TRULY SELFISH

In 1845, Henry David Thoreau (American transcendentalist, 19th century A.D.) cobbled together a cabin in woods near Walden Pond, outside Concord, Massachusetts.  Thoreau rhapsodized nature and solitude.  He ruminated, “The mass of men lead lives of quiet desperation” and “have become the tools of their tools” (Walden).  Thoreau sought escape.  “I went to the woods because I wished to live deliberately, to front only the essential facts of life, and see if I could not learn what it had to teach, and not, when I came to die, discover that I had not lived”(Walden).  Thoreau asserted taxes fund war and slavery; a local constable famously jailed Thoreau for refusing to pay poll tax  (On the Duty of Civil Disobedience, 1849).  America heralded Thoreau an archetypal bootstrapping loner.  Henry David (mostly after his death) grew famous.

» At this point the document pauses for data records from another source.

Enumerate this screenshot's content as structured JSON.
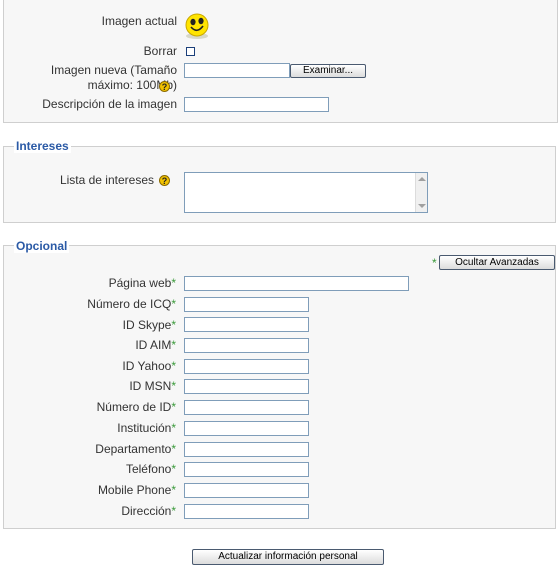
{
  "image_section": {
    "current_image_label": "Imagen actual",
    "delete_label": "Borrar",
    "new_image_label": "Imagen nueva (Tamaño máximo: 100Mb)",
    "browse_button": "Examinar...",
    "description_label": "Descripción de la imagen"
  },
  "interests": {
    "legend": "Intereses",
    "list_label": "Lista de intereses"
  },
  "optional": {
    "legend": "Opcional",
    "hide_advanced_button": "Ocultar Avanzadas",
    "advanced_marker": "*",
    "fields": [
      {
        "label": "Página web",
        "marker": "*"
      },
      {
        "label": "Número de ICQ",
        "marker": "*"
      },
      {
        "label": "ID Skype",
        "marker": "*"
      },
      {
        "label": "ID AIM",
        "marker": "*"
      },
      {
        "label": "ID Yahoo",
        "marker": "*"
      },
      {
        "label": "ID MSN",
        "marker": "*"
      },
      {
        "label": "Número de ID",
        "marker": "*"
      },
      {
        "label": "Institución",
        "marker": "*"
      },
      {
        "label": "Departamento",
        "marker": "*"
      },
      {
        "label": "Teléfono",
        "marker": "*"
      },
      {
        "label": "Mobile Phone",
        "marker": "*"
      },
      {
        "label": "Dirección",
        "marker": "*"
      }
    ]
  },
  "submit_button": "Actualizar información personal",
  "help_glyph": "?",
  "colors": {
    "legend": "#2b5aa6",
    "required_marker": "#3a9a3a",
    "panel_bg": "#f7f7f7"
  }
}
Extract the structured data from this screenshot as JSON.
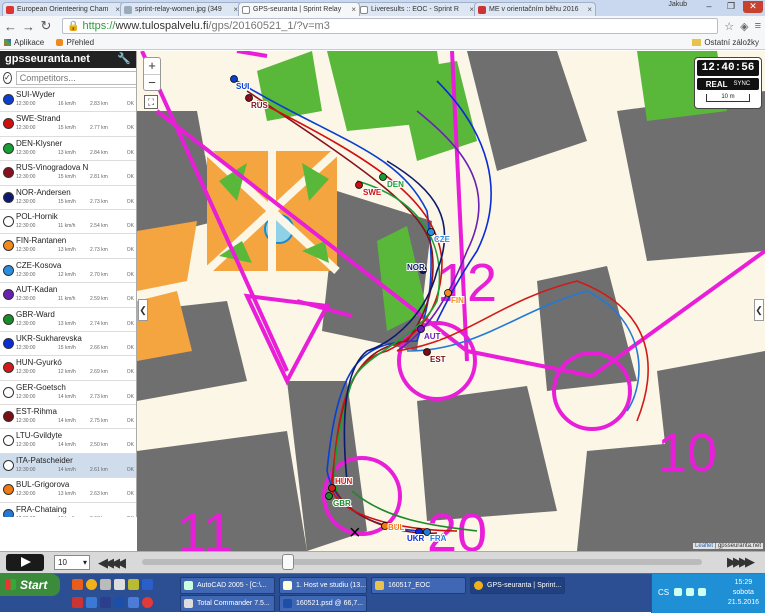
{
  "browser": {
    "tabs": [
      {
        "label": "European Orienteering Cham"
      },
      {
        "label": "sprint-relay-women.jpg (349"
      },
      {
        "label": "GPS-seuranta | Sprint Relay"
      },
      {
        "label": "Liveresults :: EOC - Sprint R"
      },
      {
        "label": "ME v orientačním běhu 2016"
      }
    ],
    "user": "Jakub",
    "url_scheme": "https://",
    "url_host": "www.tulospalvelu.fi",
    "url_path": "/gps/20160521_1/?v=m3",
    "bookmarks": [
      {
        "label": "Aplikace"
      },
      {
        "label": "Přehled"
      }
    ],
    "other_bookmarks": "Ostatní záložky"
  },
  "sidebar": {
    "brand": "gpsseuranta.net",
    "search_placeholder": "Competitors...",
    "runners": [
      {
        "name": "SUI-Wyder",
        "time": "12:30:00",
        "speed": "16 km/h",
        "dist": "2.83 km",
        "status": "OK",
        "color": "#0a3fd1"
      },
      {
        "name": "SWE-Strand",
        "time": "12:30:00",
        "speed": "15 km/h",
        "dist": "2.77 km",
        "status": "OK",
        "color": "#d10f0f"
      },
      {
        "name": "DEN-Klysner",
        "time": "12:30:00",
        "speed": "13 km/h",
        "dist": "2.84 km",
        "status": "OK",
        "color": "#16a034"
      },
      {
        "name": "RUS-Vinogradova N",
        "time": "12:30:00",
        "speed": "15 km/h",
        "dist": "2.81 km",
        "status": "OK",
        "color": "#8a0f1c"
      },
      {
        "name": "NOR-Andersen",
        "time": "12:30:00",
        "speed": "15 km/h",
        "dist": "2.73 km",
        "status": "OK",
        "color": "#0b1a6e"
      },
      {
        "name": "POL-Hornik",
        "time": "12:30:00",
        "speed": "11 km/h",
        "dist": "2.54 km",
        "status": "OK",
        "color": "#ffffff"
      },
      {
        "name": "FIN-Rantanen",
        "time": "12:30:00",
        "speed": "13 km/h",
        "dist": "2.73 km",
        "status": "OK",
        "color": "#f28a1c"
      },
      {
        "name": "CZE-Kosova",
        "time": "12:30:00",
        "speed": "12 km/h",
        "dist": "2.70 km",
        "status": "OK",
        "color": "#2a8fe0"
      },
      {
        "name": "AUT-Kadan",
        "time": "12:30:00",
        "speed": "11 km/h",
        "dist": "2.59 km",
        "status": "OK",
        "color": "#6a1fb5"
      },
      {
        "name": "GBR-Ward",
        "time": "12:30:00",
        "speed": "13 km/h",
        "dist": "2.74 km",
        "status": "OK",
        "color": "#1d8a2a"
      },
      {
        "name": "UKR-Sukharevska",
        "time": "12:30:00",
        "speed": "15 km/h",
        "dist": "2.66 km",
        "status": "OK",
        "color": "#0a2bd8"
      },
      {
        "name": "HUN-Gyurkó",
        "time": "12:30:00",
        "speed": "12 km/h",
        "dist": "2.69 km",
        "status": "OK",
        "color": "#d11a1a"
      },
      {
        "name": "GER-Goetsch",
        "time": "12:30:00",
        "speed": "14 km/h",
        "dist": "2.73 km",
        "status": "OK",
        "color": "#ffffff"
      },
      {
        "name": "EST-Rihma",
        "time": "12:30:00",
        "speed": "14 km/h",
        "dist": "2.75 km",
        "status": "OK",
        "color": "#7a0e14"
      },
      {
        "name": "LTU-Gvildyte",
        "time": "12:30:00",
        "speed": "14 km/h",
        "dist": "2.50 km",
        "status": "OK",
        "color": "#ffffff"
      },
      {
        "name": "ITA-Patscheider",
        "time": "12:30:00",
        "speed": "14 km/h",
        "dist": "2.61 km",
        "status": "OK",
        "color": "#ffffff",
        "selected": true
      },
      {
        "name": "BUL-Grigorova",
        "time": "12:30:00",
        "speed": "13 km/h",
        "dist": "2.63 km",
        "status": "OK",
        "color": "#f07a12"
      },
      {
        "name": "FRA-Chataing",
        "time": "12:30:00",
        "speed": "13 km/h",
        "dist": "2.67 km",
        "status": "OK",
        "color": "#2279d6"
      }
    ]
  },
  "map": {
    "clock": "12:40:56",
    "real_label": "REAL",
    "sync_label": "SYNC",
    "scale_label": "10 m",
    "attribution_leaflet": "Leaflet",
    "attribution_site": "| gpsseuranta.net",
    "control_numbers": [
      "12",
      "10",
      "11",
      "20"
    ],
    "markers": [
      {
        "label": "SUI",
        "color": "#0a3fd1"
      },
      {
        "label": "RUS",
        "color": "#8a0f1c"
      },
      {
        "label": "DEN",
        "color": "#16a034"
      },
      {
        "label": "SWE",
        "color": "#d10f0f"
      },
      {
        "label": "CZE",
        "color": "#2a8fe0"
      },
      {
        "label": "NOR",
        "color": "#0b1a6e"
      },
      {
        "label": "FIN",
        "color": "#f28a1c"
      },
      {
        "label": "AUT",
        "color": "#6a1fb5"
      },
      {
        "label": "EST",
        "color": "#7a0e14"
      },
      {
        "label": "HUN",
        "color": "#d11a1a"
      },
      {
        "label": "GBR",
        "color": "#1d8a2a"
      },
      {
        "label": "BUL",
        "color": "#f07a12"
      },
      {
        "label": "UKR",
        "color": "#0a2bd8"
      },
      {
        "label": "FRA",
        "color": "#2279d6"
      }
    ]
  },
  "player": {
    "speed_value": "10",
    "progress": 0.26
  },
  "taskbar": {
    "start": "Start",
    "buttons": [
      {
        "label": "AutoCAD 2005 - [C:\\..."
      },
      {
        "label": "1. Host ve studiu (13..."
      },
      {
        "label": "160517_EOC"
      },
      {
        "label": "GPS-seuranta | Sprint..."
      },
      {
        "label": "Total Commander 7.5..."
      },
      {
        "label": "160521.psd @ 66,7..."
      }
    ],
    "lang": "CS",
    "time": "15:29",
    "day": "sobota",
    "date": "21.5.2016"
  }
}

Thoreau downplays critical facts of his Walden years.  Friends visited and provisioned the cabin.  When unrelenting solitude chilled Thoreau’s heart, dinner at Ralph Waldo Emerson’s house thawed him.  Friends paid Thoreau’s poll tax, bailing him after only one night’s incarceration.  Thoreau sent out his laundry and mending.  Henry David tired of isolation in Walden’s woods after twenty-six months; he returned to Concord, working at odd jobs.  Thoreau was never so independent as acclaim (or he himself) painted him.

Shoreline little resembles Thoreau’s Walden.  His century was nineteenth; ours twenty-first.  His earth housed one billion persons; ours seven.  We queue at freeways and latte stands.  Cards identify us as often as names.  Misbehavior of Saudi princes boosts or dings our paychecks.  We long outlive Thoreau’s New Englanders.  And our taxes beggar Thoreau’s annual pittance.  Daily, half our fruits transfer from individual to communal weal.  So, Ronald Bog is not Walden Pond.  America’s romance with self-sufficiency succumbed to webbed interconnectivity.  Some call us poorer for the change. I demur.

Seneca (Roman, 1st century A.D.) answers individualists: “There is no such thing as good or bad fortune for the individual; we live in common.  And no one can live happily who has regard to himself alone and transforms everything into a question of his own utility; you must live for your neighbor, if you would live for yourself” (Epistle XLVIII).

Seneca understood better than Thoreau.  Taking care of oneself entails serving neighbors, not avoiding them.  Excellent individuality spices our communal stew, but alone provides little nourishment.  To be truly selfish, build neighbors.  Elevate the poor.  Embrace retarded and insane persons.  Educate the ignorant.  Find people jobs.  Heal the sick.  Tolerate dissenters.  Stifle the reckless.  Punish wickedness.  Praise noble acts.  Address injustice.  Hope for the best, especially when desirable outcomes are in doubt.  To seize goodness, give goodness.  It is a rule.  The ship founders; all drown.  The ship harbors; all prosper.   Be truly selfish.